Voilà le message que j’ai posté sur facebook le matin où je devais prendre mes élèves en cours, parce que cela fait des années que je vois se déliter la résistance à l’ignorance. Des années que je vois des collègues brisés injustement, d’autres récompensés pour leur simple docilité et obéissance aveugles. Nous ne sommes pas anonymes, mais nous sommes légions à faire la paix, à la tisser avec nos stylos plumes, debout sur des estrades invisibles, nous sommes légions à essuyer l’opprobre d’une société qui met l’éducation sur un piédestal et méprise ceux qui tentent de la porter.
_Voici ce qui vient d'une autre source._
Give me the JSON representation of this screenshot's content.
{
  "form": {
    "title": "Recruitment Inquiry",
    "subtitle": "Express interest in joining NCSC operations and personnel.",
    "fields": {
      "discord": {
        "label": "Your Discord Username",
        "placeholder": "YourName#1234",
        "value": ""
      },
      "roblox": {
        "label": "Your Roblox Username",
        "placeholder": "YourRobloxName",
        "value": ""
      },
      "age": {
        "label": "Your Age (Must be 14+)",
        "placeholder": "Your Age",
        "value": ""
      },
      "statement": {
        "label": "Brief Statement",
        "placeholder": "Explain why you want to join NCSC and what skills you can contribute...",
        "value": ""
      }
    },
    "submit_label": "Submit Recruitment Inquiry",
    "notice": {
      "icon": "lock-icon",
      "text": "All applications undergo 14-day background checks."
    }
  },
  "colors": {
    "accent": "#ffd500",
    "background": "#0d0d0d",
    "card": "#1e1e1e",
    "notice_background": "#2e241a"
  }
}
Et il y a le tissu associatif et tous ces hommes et ses femmes dont le talent, l’expertise de l’humain n’est jamais pris au sérieux.

Plumes d’ailes et mauvaises graines est né du besoin de nuance, du besoin de paix, du besoin de passerelles entre les hommes. Plumes d’ailes et mauvaises graines veut changer un toute petit coin du monde grâce à l’art, la culture, le talent de chaque citoyen.

Nous pouvons êtres des êtres passerelles à chaque fois que nous faisons le pas pour comprendre, expliquer ou partager, n’est-ce pas là, finalement le plaisir des bonheurs simples qui fondent une philosophie citoyenne sans idéologie ?

Dalie Chrifi Alaoui

La paroles sont trash, mais j’ai mis cette chanson dans ma classe, très fort et nous avons dansé. Une manière de montrer que l’exceptionnel n’est pas toujours atroce.